The reply illustrates Byron's remark that
"Scrope Davies is a wit, and a man of the world, and feels as much as such a character can do."
"My Dear George,—'Tis very unfortunate, but all my money is in the three per cents.
Yours,
S. Davies.
On May 17, "obliged," says Byron (Detached Thoughts), "by that affair of poor Meyler, who thence acquired the name of 'Dick the Dandykiller'—(it was about money and debt and all that)—to retire to France,"
Brummell took flight to Dover, and crossed to Calais. Watier's Club died a natural death, in 1819, from the ruin of most of its members.
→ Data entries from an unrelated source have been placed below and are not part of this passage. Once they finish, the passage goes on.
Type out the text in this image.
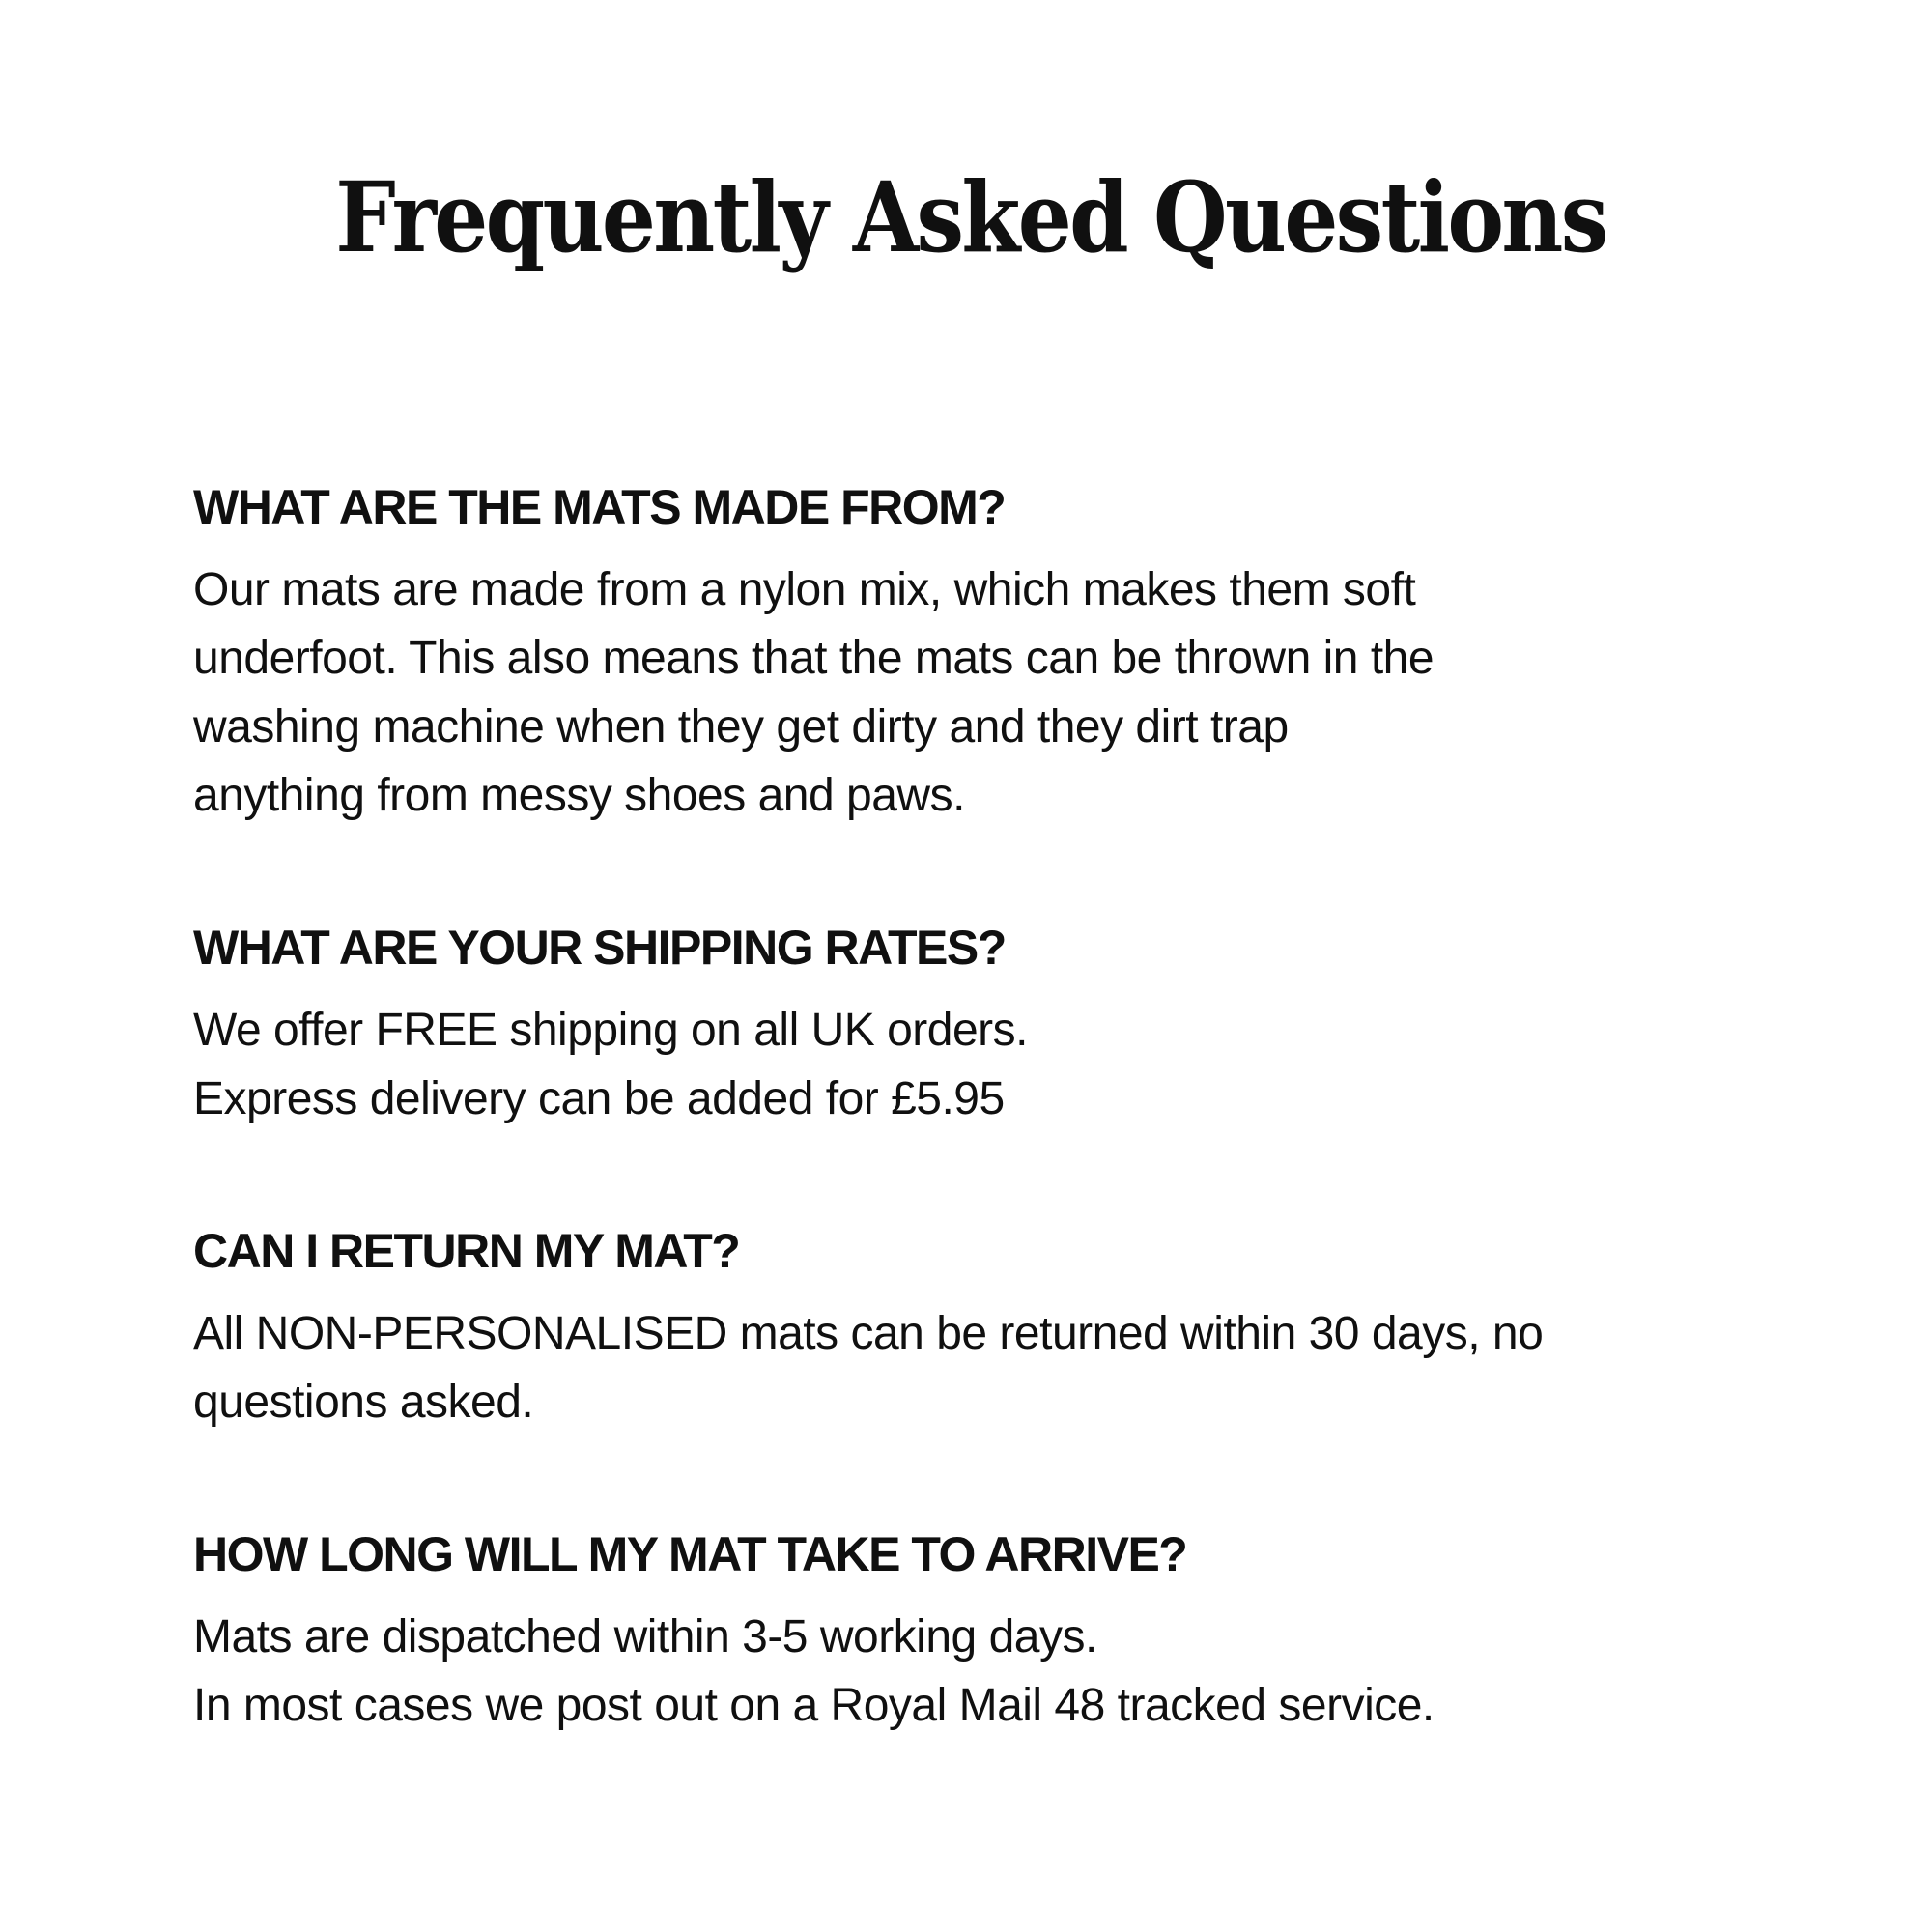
Frequently Asked Questions
WHAT ARE THE MATS MADE FROM?
Our mats are made from a nylon mix, which makes them soft
underfoot. This also means that the mats can be thrown in the
washing machine when they get dirty and they dirt trap
anything from messy shoes and paws.
WHAT ARE YOUR SHIPPING RATES?
We offer FREE shipping on all UK orders.
Express delivery can be added for £5.95
CAN I RETURN MY MAT?
All NON-PERSONALISED mats can be returned within 30 days, no
questions asked.
HOW LONG WILL MY MAT TAKE TO ARRIVE?
Mats are dispatched within 3-5 working days.
In most cases we post out on a Royal Mail 48 tracked service.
Amongst Brummell's effects at Chesterfield Street was a screen which he was making for the Duchess of York. The sixth panel was occupied by Byron and Napoleon, placed opposite each other; the former, surrounded with flowers, had a wasp in his throat (Jesse's Life, vol. i. p. 361). At Calais Brummell bought a French grammar to study the language. When Scrope Davies was asked, says Byron (Detached Thoughts), "what progress Brummell had made in French, he responded 'that Brummell had been stopped, like Buonaparte in Russia, by the Elements.' I have put this pun into Beppo, which is 'a fair exchange and no robbery;' for Scrope made his fortune at several dinners (as he owned himself) by repeating occasionally as his own some of the buffooneries with which I had encountered him in the morning."
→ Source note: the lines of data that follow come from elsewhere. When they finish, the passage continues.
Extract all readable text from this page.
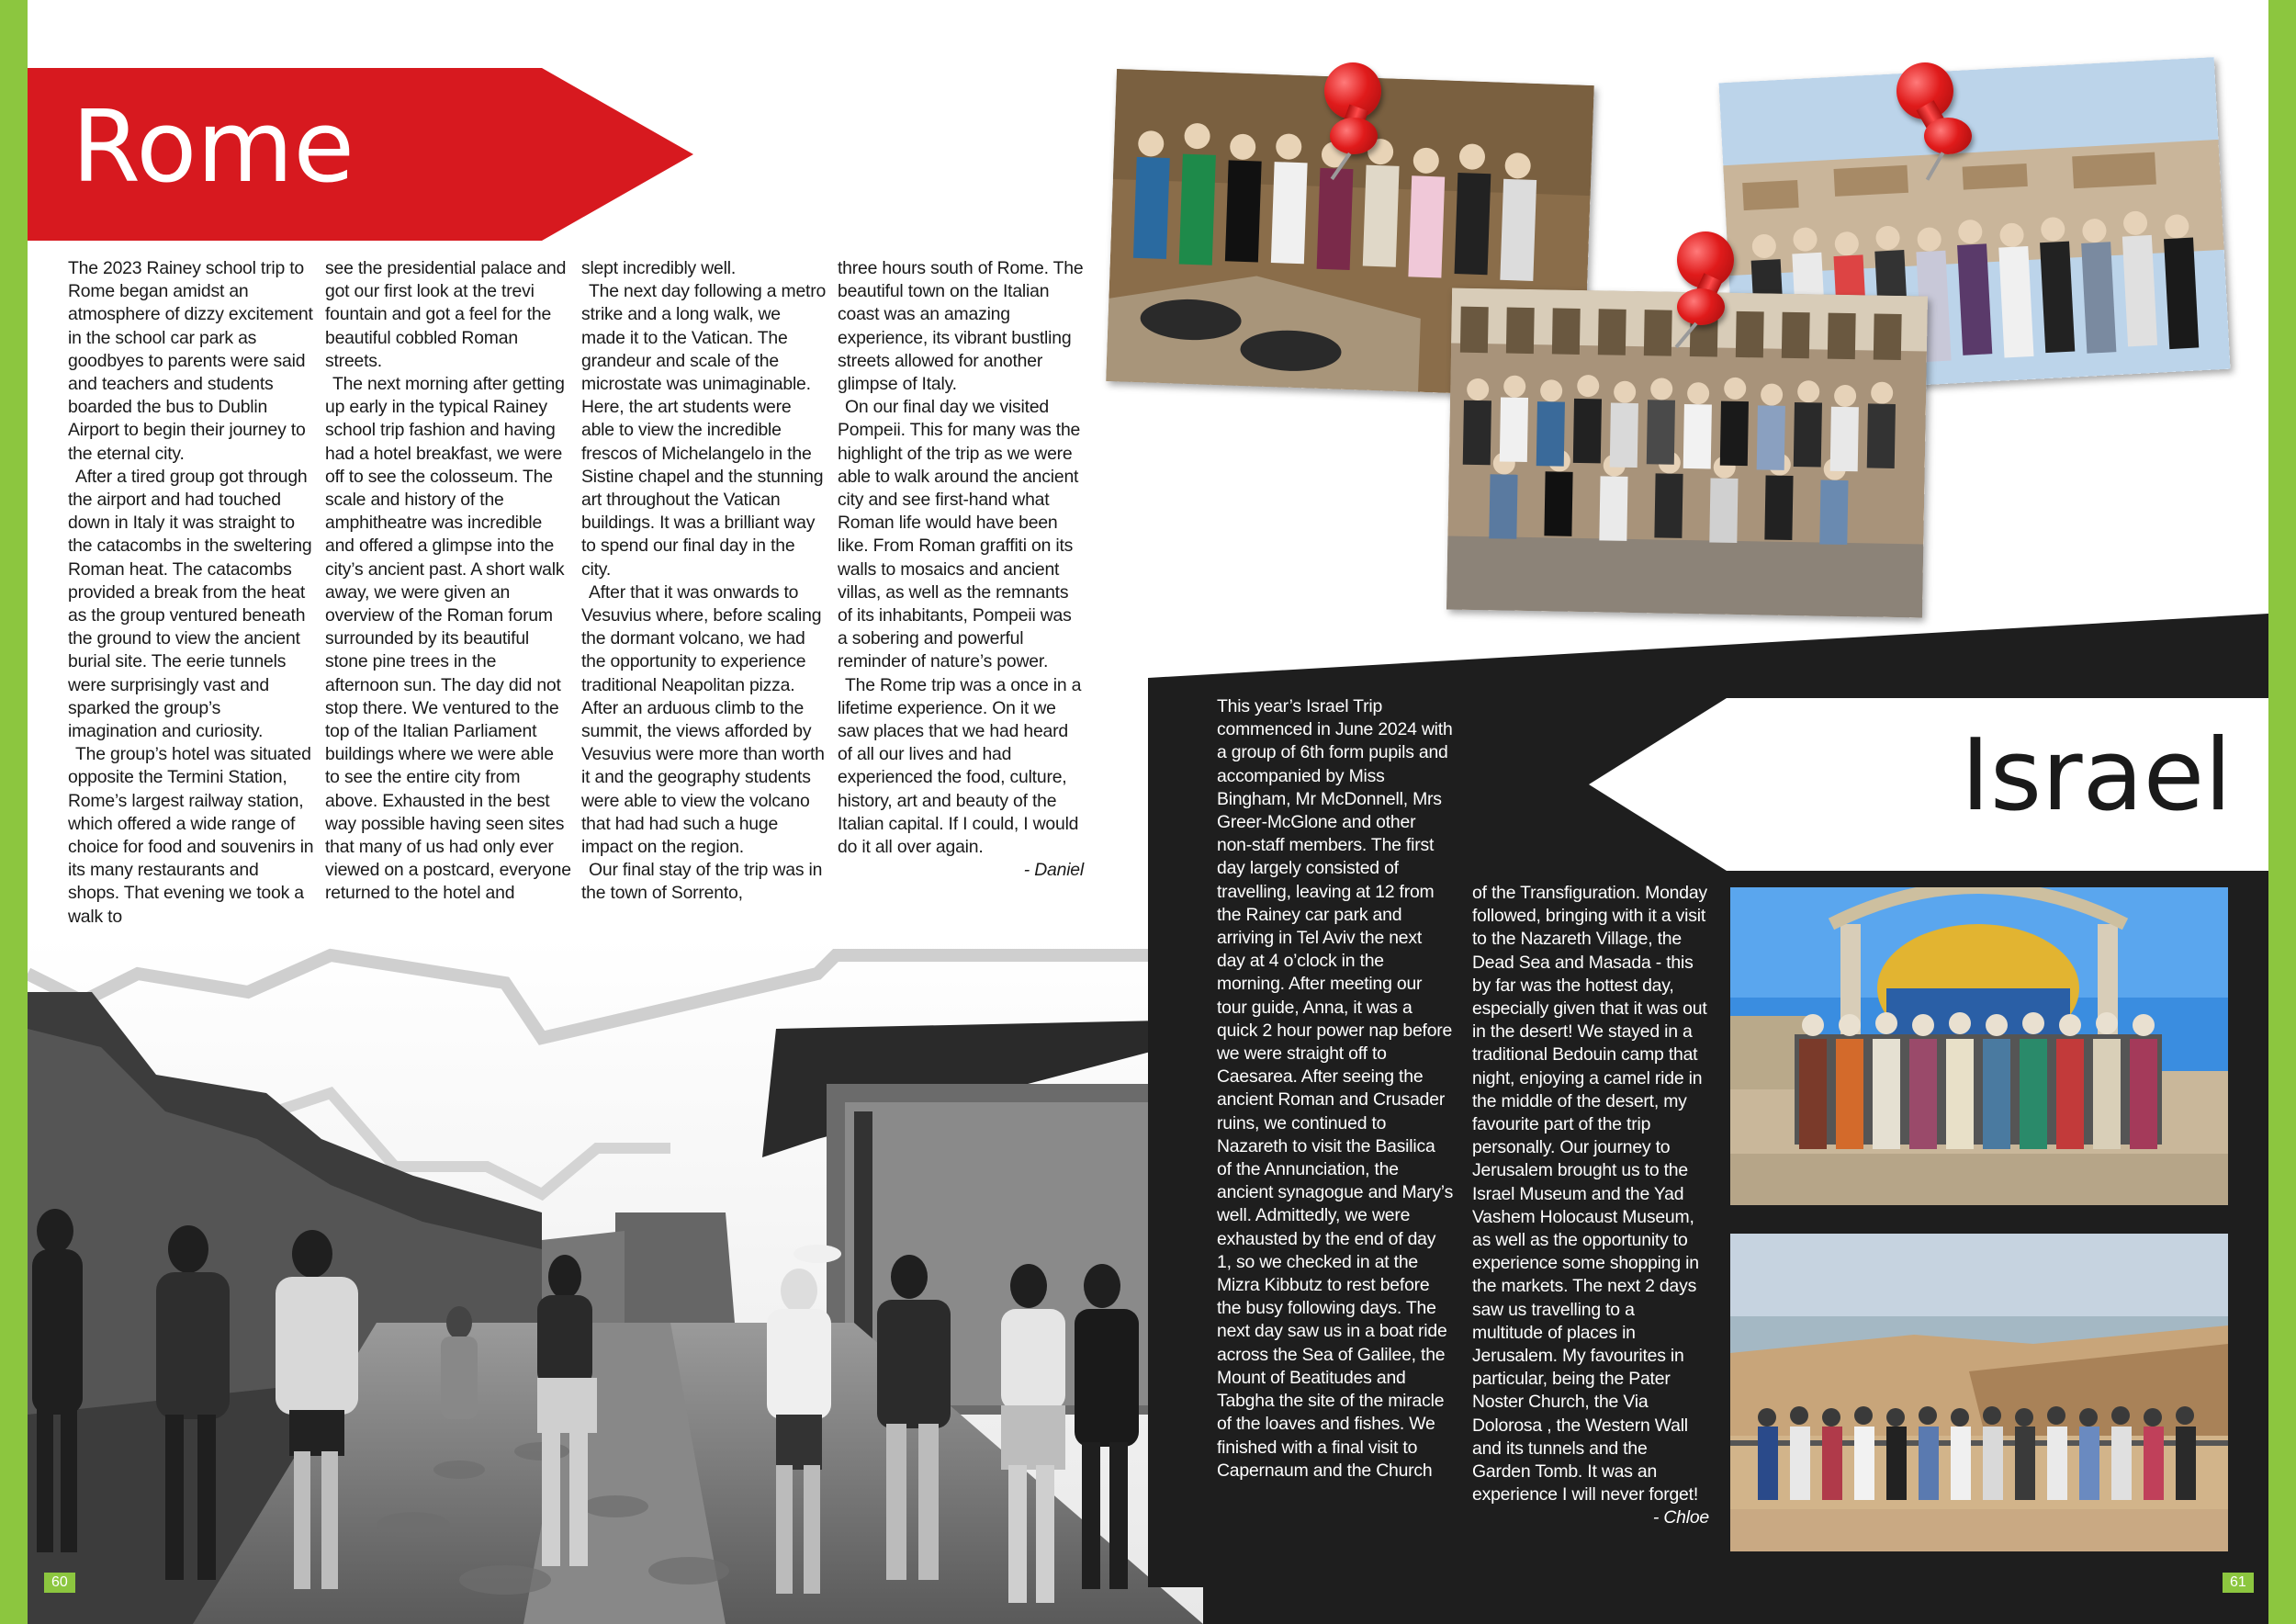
Rome

The 2023 Rainey school trip to Rome began amidst an atmosphere of dizzy excitement in the school car park as goodbyes to parents were said and teachers and students boarded the bus to Dublin Airport to begin their journey to the eternal city.

After a tired group got through the airport and had touched down in Italy it was straight to the catacombs in the sweltering Roman heat. The catacombs provided a break from the heat as the group ventured beneath the ground to view the ancient burial site. The eerie tunnels were surprisingly vast and sparked the group’s imagination and curiosity.

The group’s hotel was situated opposite the Termini Station, Rome’s largest railway station, which offered a wide range of choice for food and souvenirs in its many restaurants and shops. That evening we took a walk to

see the presidential palace and got our first look at the trevi fountain and got a feel for the beautiful cobbled Roman streets.

The next morning after getting up early in the typical Rainey school trip fashion and having had a hotel breakfast, we were off to see the colosseum. The scale and history of the amphitheatre was incredible and offered a glimpse into the city’s ancient past. A short walk away, we were given an overview of the Roman forum surrounded by its beautiful stone pine trees in the afternoon sun. The day did not stop there. We ventured to the top of the Italian Parliament buildings where we were able to see the entire city from above. Exhausted in the best way possible having seen sites that many of us had only ever viewed on a postcard, everyone returned to the hotel and

slept incredibly well.

The next day following a metro strike and a long walk, we made it to the Vatican. The grandeur and scale of the microstate was unimaginable. Here, the art students were able to view the incredible frescos of Michelangelo in the Sistine chapel and the stunning art throughout the Vatican buildings. It was a brilliant way to spend our final day in the city.

After that it was onwards to Vesuvius where, before scaling the dormant volcano, we had the opportunity to experience traditional Neapolitan pizza. After an arduous climb to the summit, the views afforded by Vesuvius were more than worth it and the geography students were able to view the volcano that had had such a huge impact on the region.

Our final stay of the trip was in the town of Sorrento,

three hours south of Rome. The beautiful town on the Italian coast was an amazing experience, its vibrant bustling streets allowed for another glimpse of Italy.

On our final day we visited Pompeii. This for many was the highlight of the trip as we were able to walk around the ancient city and see first-hand what Roman life would have been like. From Roman graffiti on its walls to mosaics and ancient villas, as well as the remnants of its inhabitants, Pompeii was a sobering and powerful reminder of nature’s power.

The Rome trip was a once in a lifetime experience. On it we saw places that we had heard of all our lives and had experienced the food, culture, history, art and beauty of the Italian capital. If I could, I would do it all over again.

- Daniel

60
Israel

This year’s Israel Trip commenced in June 2024 with a group of 6th form pupils and accompanied by Miss Bingham, Mr McDonnell, Mrs Greer-McGlone and other non-staff members. The first day largely consisted of travelling, leaving at 12 from the Rainey car park and arriving in Tel Aviv the next day at 4 o’clock in the morning. After meeting our tour guide, Anna, it was a quick 2 hour power nap before we were straight off to Caesarea. After seeing the ancient Roman and Crusader ruins, we continued to Nazareth to visit the Basilica of the Annunciation, the ancient synagogue and Mary’s well. Admittedly, we were exhausted by the end of day 1, so we checked in at the Mizra Kibbutz to rest before the busy following days. The next day saw us in a boat ride across the Sea of Galilee, the Mount of Beatitudes and Tabgha the site of the miracle of the loaves and fishes. We finished with a final visit to Capernaum and the Church

of the Transfiguration. Monday followed, bringing with it a visit to the Nazareth Village, the Dead Sea and Masada - this by far was the hottest day, especially given that it was out in the desert! We stayed in a traditional Bedouin camp that night, enjoying a camel ride in the middle of the desert, my favourite part of the trip personally. Our journey to Jerusalem brought us to the Israel Museum and the Yad Vashem Holocaust Museum, as well as the opportunity to experience some shopping in the markets. The next 2 days saw us travelling to a multitude of places in Jerusalem. My favourites in particular, being the Pater Noster Church, the Via Dolorosa , the Western Wall and its tunnels and the Garden Tomb. It was an experience I will never forget!

- Chloe

61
Brummell died, in 1840, at Caen, after making acquaintance with the inside of the debtor's prison in that town—imbecile, and in the asylum of the Bon Sauveur. He is buried in the Protestant cemetery of Caen. France has raised a more lasting monument to his fame in Barbey d'Aurevilly's Du Dandysme et de Georges Brummell (1845).
Footnote 3:
Henry James Pye (1745-1813) was, from 1790 to his death, poet laureate, in which post he succeeded Thomas Warton, and was followed by Southey. Mathias, in the Pursuits of Literature (Dialogue ii. lines 69, 70), says:
"With Spartan Pye lull England to repose,
Or frighten children with Lenora's woes;"
and again (ibid., lines 79, 80):
"Why should I faint when all with patience hear,
And laureat Pye sings more than twice a year?"
His birthday odes were so full of "vocal groves and feathered choirs," that George Steevens broke out with the lines:
"When the pie was opened," etc.
Pye's magnum opus was Alfred (1801), an epic poem in six books.
Footnote 4:
David Mallet, or Malloch (1705-1765), is best known for his ballad of William and Margaret, his unsubstantiated claim to the authorship of Rule, Britannia, and his edition of Bolingbroke's works. He was appointed, in 1742, under-secretary to Frederick, Prince of Wales.